Les plantes en mélange avaient tendance à produire plus de grains de plus petite taille. Malgré des pratiques et critères de sélection variés, les paysans ont globalement sélectionné dans les populations et mélanges les épis présentant plus de grains et des grains plus lourds. La pratique de deux années de sélection dans le mélange a permis d'obtenir des réponses plus importantes à la sélection pour le poids de l'épi, la hauteur et le nombre moyen de grains par épi, tandis que pour ces mêmes caractères la diversité du mélange tendait à être mieux conservée en sélectionnant dans les composantes avant de former le mélange.
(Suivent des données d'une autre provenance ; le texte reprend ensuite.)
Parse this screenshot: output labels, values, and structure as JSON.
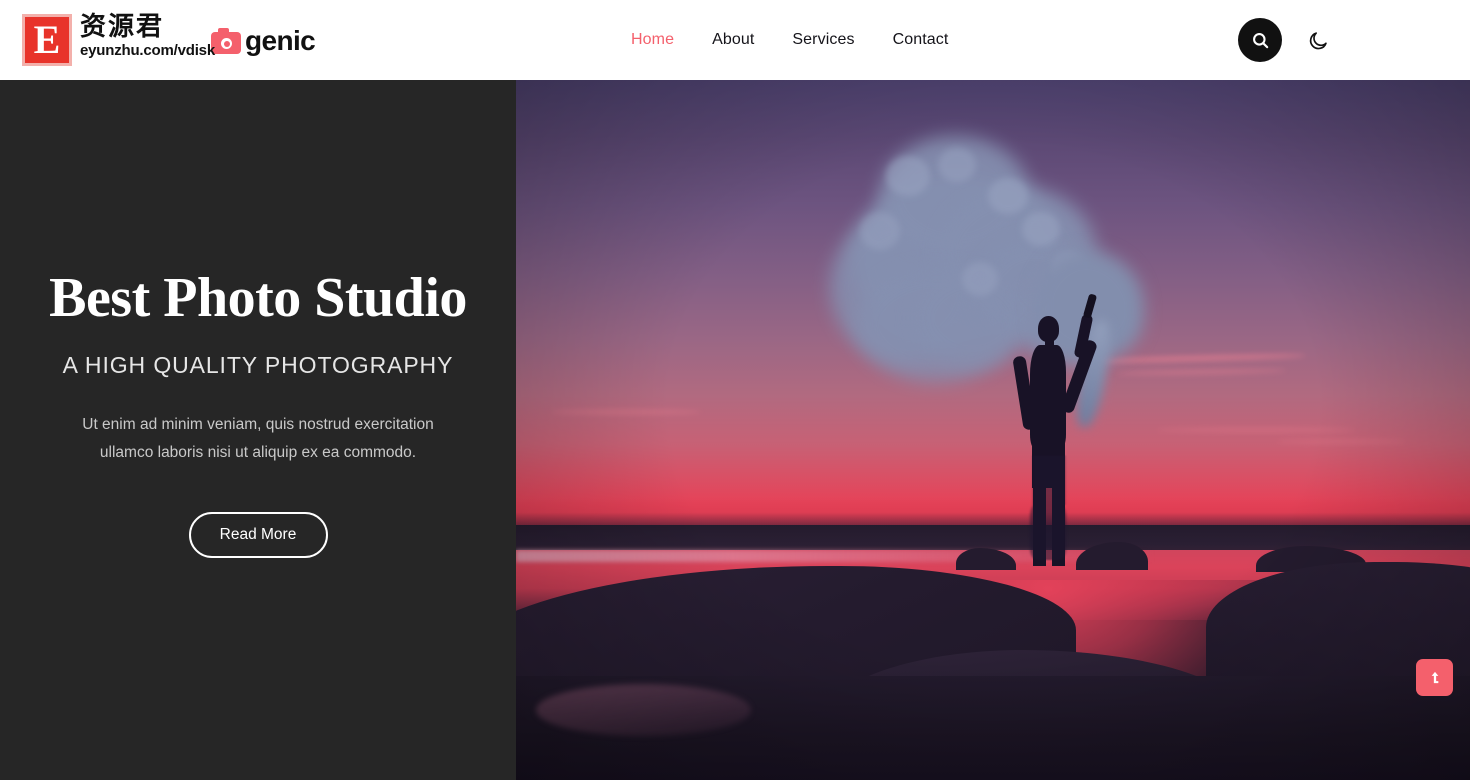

En général, il y a une limitation des risques par la culture de mélanges : on observe notamment un rendement égal ou supérieur en mélange. Un cultivateur de Rhône-Alpes, qui travaille avec un mélange d’une centaine de variétés paysannes, en témoigne : « une grande diversité veut aussi dire une grande diversité de sensibilité aux maladies ce qui accroît la résistance globale du mélange. Quand il y a une attaque de maladie, elle se propage très lentement ».
Les paysan.ne.s ont confié avoir parfois eu des difficultés dans la sélection soit dans les mélanges (crainte de perdre de la diversité en sélectionnant), soit dans les composantes (choix des plantes à sélectionner moins évident car la diversité phénotypique est moindre).
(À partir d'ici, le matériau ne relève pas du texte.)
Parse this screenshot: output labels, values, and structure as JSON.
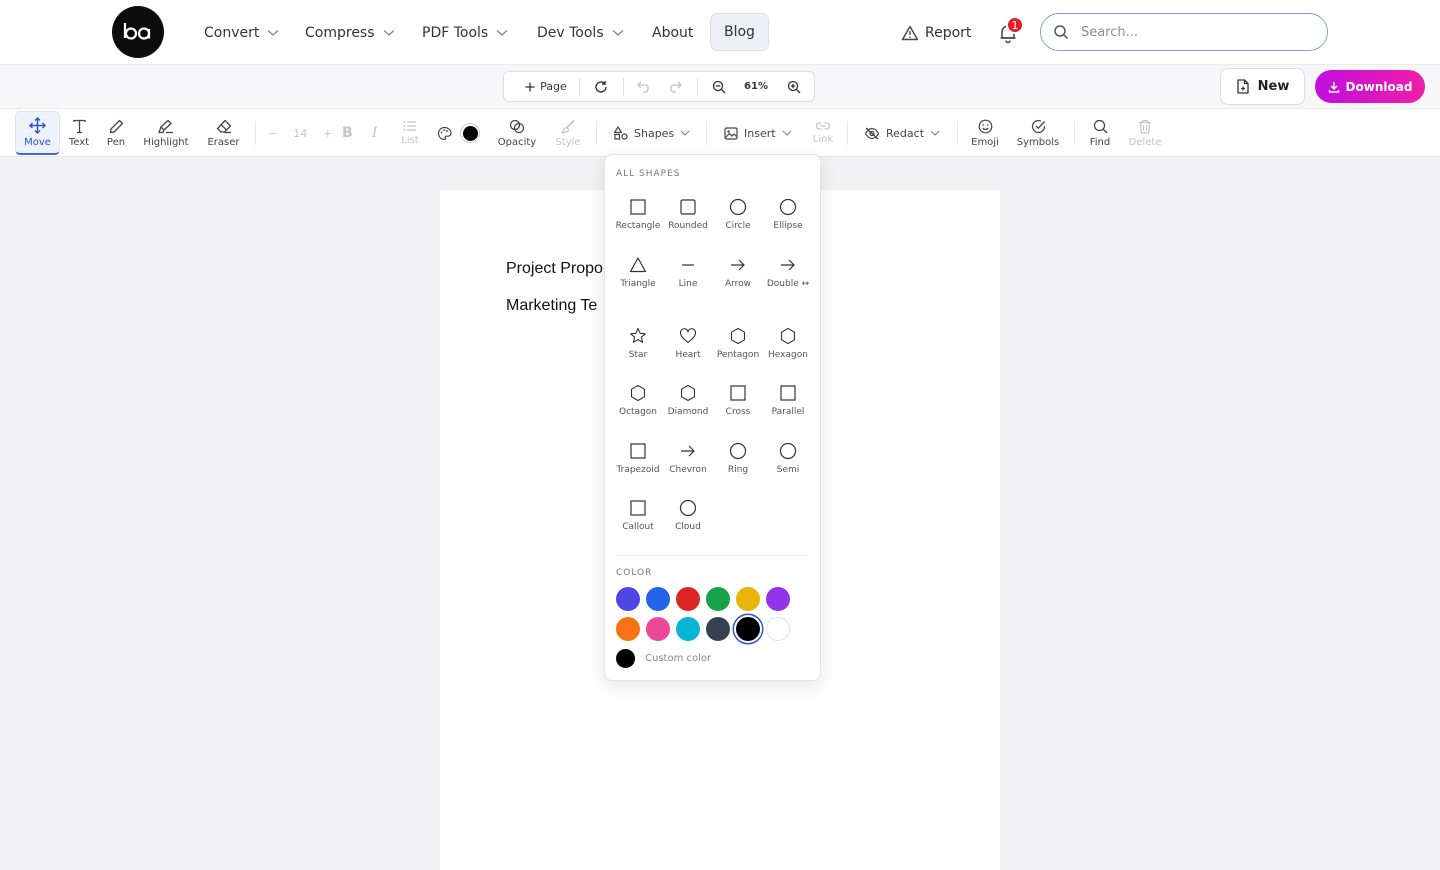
{
  "nav": {
    "logo_icon": "ba-logo",
    "menu": [
      {
        "label": "Convert",
        "dropdown": true
      },
      {
        "label": "Compress",
        "dropdown": true
      },
      {
        "label": "PDF Tools",
        "dropdown": true
      },
      {
        "label": "Dev Tools",
        "dropdown": true
      },
      {
        "label": "About",
        "dropdown": false
      },
      {
        "label": "Blog",
        "dropdown": false
      }
    ],
    "report_label": "Report",
    "notification_count": "1",
    "search_placeholder": "Search..."
  },
  "doc_controls": {
    "add_page_label": "Page",
    "zoom": "61%",
    "new_label": "New",
    "download_label": "Download"
  },
  "toolbar": {
    "move": "Move",
    "text": "Text",
    "pen": "Pen",
    "highlight": "Highlight",
    "eraser": "Eraser",
    "font_size": "14",
    "list": "List",
    "opacity": "Opacity",
    "style": "Style",
    "shapes": "Shapes",
    "insert": "Insert",
    "link": "Link",
    "redact": "Redact",
    "emoji": "Emoji",
    "symbols": "Symbols",
    "find": "Find",
    "delete": "Delete",
    "current_color": "#000000"
  },
  "document": {
    "lines": [
      "Project Propo",
      "Marketing Te"
    ]
  },
  "shapes_panel": {
    "heading": "ALL SHAPES",
    "shapes": [
      {
        "label": "Rectangle",
        "icon": "rectangle-icon"
      },
      {
        "label": "Rounded",
        "icon": "rounded-rect-icon"
      },
      {
        "label": "Circle",
        "icon": "circle-icon"
      },
      {
        "label": "Ellipse",
        "icon": "ellipse-icon"
      },
      {
        "label": "Triangle",
        "icon": "triangle-icon"
      },
      {
        "label": "Line",
        "icon": "line-icon"
      },
      {
        "label": "Arrow",
        "icon": "arrow-icon"
      },
      {
        "label": "Double ↔",
        "icon": "double-arrow-icon"
      },
      {
        "label": "Star",
        "icon": "star-icon"
      },
      {
        "label": "Heart",
        "icon": "heart-icon"
      },
      {
        "label": "Pentagon",
        "icon": "pentagon-icon"
      },
      {
        "label": "Hexagon",
        "icon": "hexagon-icon"
      },
      {
        "label": "Octagon",
        "icon": "octagon-icon"
      },
      {
        "label": "Diamond",
        "icon": "diamond-icon"
      },
      {
        "label": "Cross",
        "icon": "cross-icon"
      },
      {
        "label": "Parallel",
        "icon": "parallelogram-icon"
      },
      {
        "label": "Trapezoid",
        "icon": "trapezoid-icon"
      },
      {
        "label": "Chevron",
        "icon": "chevron-icon"
      },
      {
        "label": "Ring",
        "icon": "ring-icon"
      },
      {
        "label": "Semi",
        "icon": "semicircle-icon"
      },
      {
        "label": "Callout",
        "icon": "callout-icon"
      },
      {
        "label": "Cloud",
        "icon": "cloud-icon"
      }
    ],
    "color_heading": "COLOR",
    "colors": [
      "#4f46e5",
      "#2563eb",
      "#dc2626",
      "#16a34a",
      "#eab308",
      "#9333ea",
      "#f97316",
      "#ec4899",
      "#06b6d4",
      "#374151",
      "#000000",
      "#ffffff"
    ],
    "selected_color": "#000000",
    "custom_label": "Custom color"
  }
}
Ces résultats permettront aux paysan.ne.s souhaitant sélectionner leurs mélanges à la ferme de choisir leurs pratiques de sélection en fonction de leurs objectifs, puisque l'une permet d'obtenir plus rapidement une réponse à la sélection tandis qu'une autre permet de mieux conserver la diversité des composantes. Un travail est en cours pour produire des supports de diffusion des connaissances produites aux associations et paysan.ne.s, et pour co-construire une méthode de conception et de gestion collective de mélanges de populations adaptés aux contextes locaux et objectifs des paysan.ne.s.
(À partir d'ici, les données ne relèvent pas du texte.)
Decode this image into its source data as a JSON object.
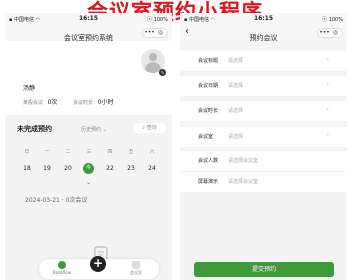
{
  "banner": {
    "title": "会议室预约小程序"
  },
  "left": {
    "status": {
      "carrier": "▪ 中国电信 ◠",
      "time": "16:15",
      "battery": "ⓢ 100%"
    },
    "nav": {
      "title": "会议室预约系统"
    },
    "profile": {
      "username": "汤静",
      "meetings_label": "某般会议",
      "meetings_value": "0次",
      "duration_label": "会议时长",
      "duration_value": "0小时"
    },
    "section": {
      "title": "未完成预约",
      "history": "历史预约 ⌄",
      "search": "⌕ 查询"
    },
    "weekdays": [
      "日",
      "一",
      "二",
      "三",
      "四",
      "五",
      "六"
    ],
    "dates": [
      "18",
      "19",
      "20",
      "21",
      "22",
      "23",
      "24"
    ],
    "selected_date": "今",
    "record": "2024-03-21 · 0次会议",
    "tabbar": {
      "home": "Bookflow",
      "room": "会议室"
    }
  },
  "right": {
    "status": {
      "carrier": "▪ 中国电信 ◠",
      "time": "16:15",
      "battery": "ⓢ 100%"
    },
    "nav": {
      "title": "预约会议"
    },
    "form": {
      "rows": [
        {
          "label": "会议标题",
          "value": "请选择",
          "arrow": "›"
        },
        {
          "label": "会议日期",
          "value": "请选择",
          "arrow": "›"
        },
        {
          "label": "会议时长",
          "value": "请选择",
          "arrow": "›"
        },
        {
          "label": "会议室",
          "value": "请选择",
          "arrow": "›"
        },
        {
          "label": "会议人数",
          "value": "请选择会议室",
          "arrow": ""
        },
        {
          "label": "屏幕演示",
          "value": "请选择会议室",
          "arrow": ""
        }
      ]
    },
    "submit": "提交预约"
  },
  "colors": {
    "accent": "#3e9b3a",
    "banner": "#e0141c"
  }
}
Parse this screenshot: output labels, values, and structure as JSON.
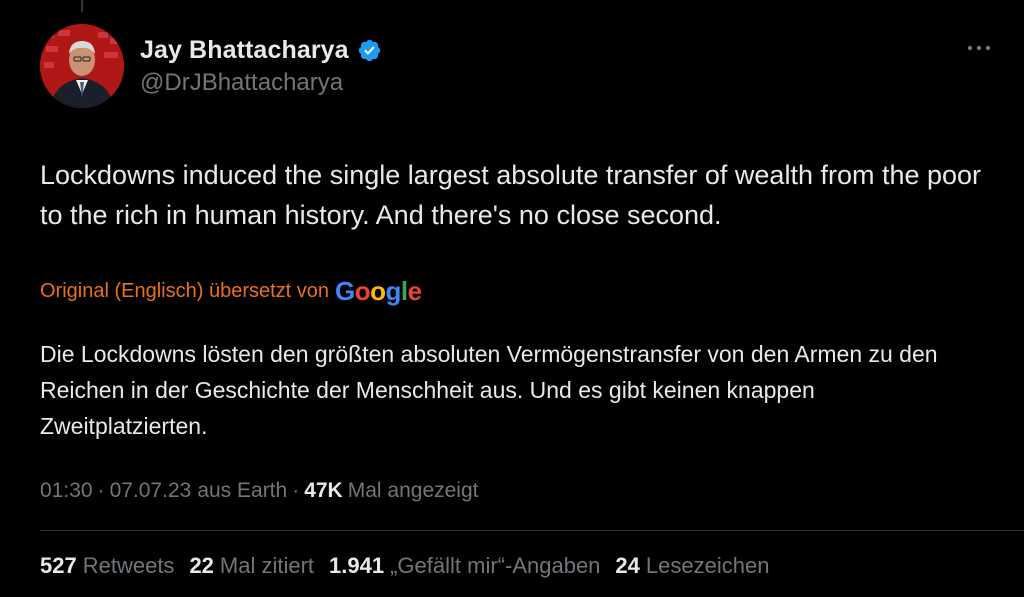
{
  "author": {
    "display_name": "Jay Bhattacharya",
    "handle": "@DrJBhattacharya",
    "verified": true,
    "verified_color": "#1d9bf0"
  },
  "tweet": {
    "text": "Lockdowns induced the single largest absolute transfer of wealth from the poor to the rich in human history. And there's no close second.",
    "translation_label": "Original (Englisch) übersetzt von",
    "translation_provider": "Google",
    "translated_text": "Die Lockdowns lösten den größten absoluten Vermögenstransfer von den Armen zu den Reichen in der Geschichte der Menschheit aus. Und es gibt keinen knappen Zweitplatzierten."
  },
  "meta": {
    "time": "01:30",
    "separator": "·",
    "date": "07.07.23",
    "location": "aus Earth",
    "views_count": "47K",
    "views_label": "Mal angezeigt"
  },
  "stats": [
    {
      "count": "527",
      "label": "Retweets"
    },
    {
      "count": "22",
      "label": "Mal zitiert"
    },
    {
      "count": "1.941",
      "label": "„Gefällt mir“-Angaben"
    },
    {
      "count": "24",
      "label": "Lesezeichen"
    }
  ],
  "colors": {
    "background": "#000000",
    "primary_text": "#e7e9ea",
    "secondary_text": "#71767b",
    "translation_accent": "#e9711c",
    "avatar_bg": "#b01818"
  },
  "icons": {
    "verified": "verified-badge-icon",
    "more": "more-horizontal-icon"
  }
}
Ce type d’expérimentation donne aussi l’opportunité d’organiser des rencontres entre paysans dans une optique d’apprentissage entre pairs. C’est l’occasion de confronter des pratiques et d’aiguiser son regard. Par exemple lors d’une réunion de projet, un paysan dans le sud-ouest, souligne qu’une des variétés utilisées par un collègue dans son mélange n’est pas paysanne : « la variété Bonmoulin, c’est pas vieux ! C’est une variété de 1950 qui est quasi clonale».
Ces réunions associant paysans, animateurs et chercheurs sont aussi l’occasion de faire émerger de nouvelles questions sur lesquelles la recherche peut être sollicitée ainsi que d’améliorer le cadre de collaboration paysan-chercheur. Un cultivateur a ainsi souligné « que les barbes et la courbure de l’épi n’ont pas été sélectionnés très efficacement. Il serait intéressant de savoir quelle attention a été mise par les paysans sélectionneurs sur chaque critère dont on a évalué la réponse à la sélection ». Il s’avère en effet que les critères d’observation et de sélection ont été définis de manière participative il y a plusieurs années. Les nouveaux participants aux essais qui n’ont pas l’historique, ne sont donc pas toujours au courant de l’intérêt que peuvent avoir certains critères, tels que les barbes ou la courbure de l’épi, qui peuvent dès lors sembler comme inutiles et sont donc finalement peu sélectionnés. Un échange sur les raisons de ces choix de critères est donc prévu prochainement….
References
Van Frank G. Gestion participative de la diversité cultivée et création de mélanges diversifiés de blé tendre à la ferme. pHD thesis, Paris-Saclay, 2019.